MUTATION AND CRYSTALLIZATION OF NT30 CONSTRUCT OF SOLUBLE GUANYLYL CYCLASE

picture of Feel Kang presenting his/her poster: MUTATION AND CRYSTALLIZATION OF NT30 CONSTRUCT OF SOLUBLE GUANYLYL CYCLASE

Feel Kang , Andrzej Weichsel, William R. Montfort

MUTATION AND CRYSTALLIZATION OF NT30 CONSTRUCT OF SOLUBLE GUANYLYL CYCLASE

Soluble Guanylate Cyclase (sGC) is the receptor for nitric oxide (NO), a key signaling molecule in animals for the regulation of blood pressure, wound healing and memory formation.

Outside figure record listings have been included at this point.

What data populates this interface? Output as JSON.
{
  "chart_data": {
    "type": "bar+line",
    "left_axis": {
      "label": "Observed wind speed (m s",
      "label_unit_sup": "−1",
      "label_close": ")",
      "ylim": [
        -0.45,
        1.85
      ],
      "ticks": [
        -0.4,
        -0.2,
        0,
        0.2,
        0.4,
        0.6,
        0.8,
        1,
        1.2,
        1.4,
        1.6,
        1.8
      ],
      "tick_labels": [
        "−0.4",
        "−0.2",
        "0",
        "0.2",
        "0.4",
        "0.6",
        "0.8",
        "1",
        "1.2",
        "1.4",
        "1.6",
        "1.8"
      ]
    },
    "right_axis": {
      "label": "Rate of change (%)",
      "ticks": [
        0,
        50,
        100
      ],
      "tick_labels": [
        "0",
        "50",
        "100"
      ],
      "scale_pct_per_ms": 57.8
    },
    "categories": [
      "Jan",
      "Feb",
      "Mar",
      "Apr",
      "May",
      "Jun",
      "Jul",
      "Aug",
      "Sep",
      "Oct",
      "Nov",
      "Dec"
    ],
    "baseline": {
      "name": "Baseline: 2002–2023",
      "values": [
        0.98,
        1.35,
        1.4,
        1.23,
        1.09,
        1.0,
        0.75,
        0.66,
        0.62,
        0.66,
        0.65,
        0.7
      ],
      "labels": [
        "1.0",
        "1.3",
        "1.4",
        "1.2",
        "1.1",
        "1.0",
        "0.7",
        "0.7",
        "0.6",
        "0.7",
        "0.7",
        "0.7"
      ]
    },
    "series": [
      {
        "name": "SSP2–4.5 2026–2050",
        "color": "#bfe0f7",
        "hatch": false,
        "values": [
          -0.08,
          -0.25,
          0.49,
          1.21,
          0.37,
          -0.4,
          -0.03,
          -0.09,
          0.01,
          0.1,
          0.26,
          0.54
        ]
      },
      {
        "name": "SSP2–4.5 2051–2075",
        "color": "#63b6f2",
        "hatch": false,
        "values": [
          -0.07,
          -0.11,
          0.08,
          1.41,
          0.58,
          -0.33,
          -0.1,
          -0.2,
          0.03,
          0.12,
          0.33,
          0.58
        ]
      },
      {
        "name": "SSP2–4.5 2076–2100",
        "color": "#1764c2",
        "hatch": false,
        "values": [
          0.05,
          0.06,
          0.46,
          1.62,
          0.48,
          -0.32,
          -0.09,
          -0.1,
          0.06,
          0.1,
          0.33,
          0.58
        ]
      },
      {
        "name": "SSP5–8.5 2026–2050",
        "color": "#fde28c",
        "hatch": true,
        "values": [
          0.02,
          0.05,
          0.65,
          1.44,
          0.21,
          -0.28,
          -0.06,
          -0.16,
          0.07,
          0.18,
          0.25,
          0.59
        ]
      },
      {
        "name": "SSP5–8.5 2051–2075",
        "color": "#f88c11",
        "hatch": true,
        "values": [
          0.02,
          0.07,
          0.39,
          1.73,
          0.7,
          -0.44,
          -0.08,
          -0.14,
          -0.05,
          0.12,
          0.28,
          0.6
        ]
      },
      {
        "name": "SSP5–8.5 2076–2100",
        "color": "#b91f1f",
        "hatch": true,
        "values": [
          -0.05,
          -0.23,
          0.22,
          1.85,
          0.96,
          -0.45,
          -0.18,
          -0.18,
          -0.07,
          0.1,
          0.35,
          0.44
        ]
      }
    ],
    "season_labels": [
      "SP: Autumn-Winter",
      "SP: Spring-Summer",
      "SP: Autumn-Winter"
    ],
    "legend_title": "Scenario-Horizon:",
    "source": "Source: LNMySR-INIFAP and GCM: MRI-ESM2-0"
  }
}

Binding of NO to sGC stimulates the production of cGMP from substrate GTP starting a cascade of NO-dependent signaling. The subject of our studies is sGC from Manduca sexta, which has 75% sequence similarity with human sGC and similar heterodimeric architecture, but displays better stability than the human protein. The α and β subunits of the heterodimer are composed of four domains: H-NOX, PAS, coiled-coil, and catalytic domain. NT30, a construct of the sGC protein, was cloned in an attempt to increase yield and limit aggregation problem during crystallization. The α subunit of NT30 contained the PAS and coiled-coil domains with a his-tag on the N-terminus. The β subunit contained the H-NOX, PAS, and coiled-coil domains with strep-tag on the C-terminus. NT30 construct was designed based on previous NT21 construct which was expressed in milligrams per mL quantities, had proper spectral properties but failed to produce crystals due to aggregation. In order to prevent aggregation, all cysteine residues in α and β subunits of NT30 were mutated to alanine due to the hypothesis that oxidation of sulfhydryl groups caused aggregation. Unfortunately, NT30 expression in E. coli resulted in insoluble protein sequestered in inclusion bodies, suggesting that some of the cysteine residues may play a role in protein folding or heterodimer formation. Series of NT30 mutants with restored cysteine residues have been prepared in order to find the cysteine residues necessary for proper protein expression while eliminating those, which contribute to protein aggregation.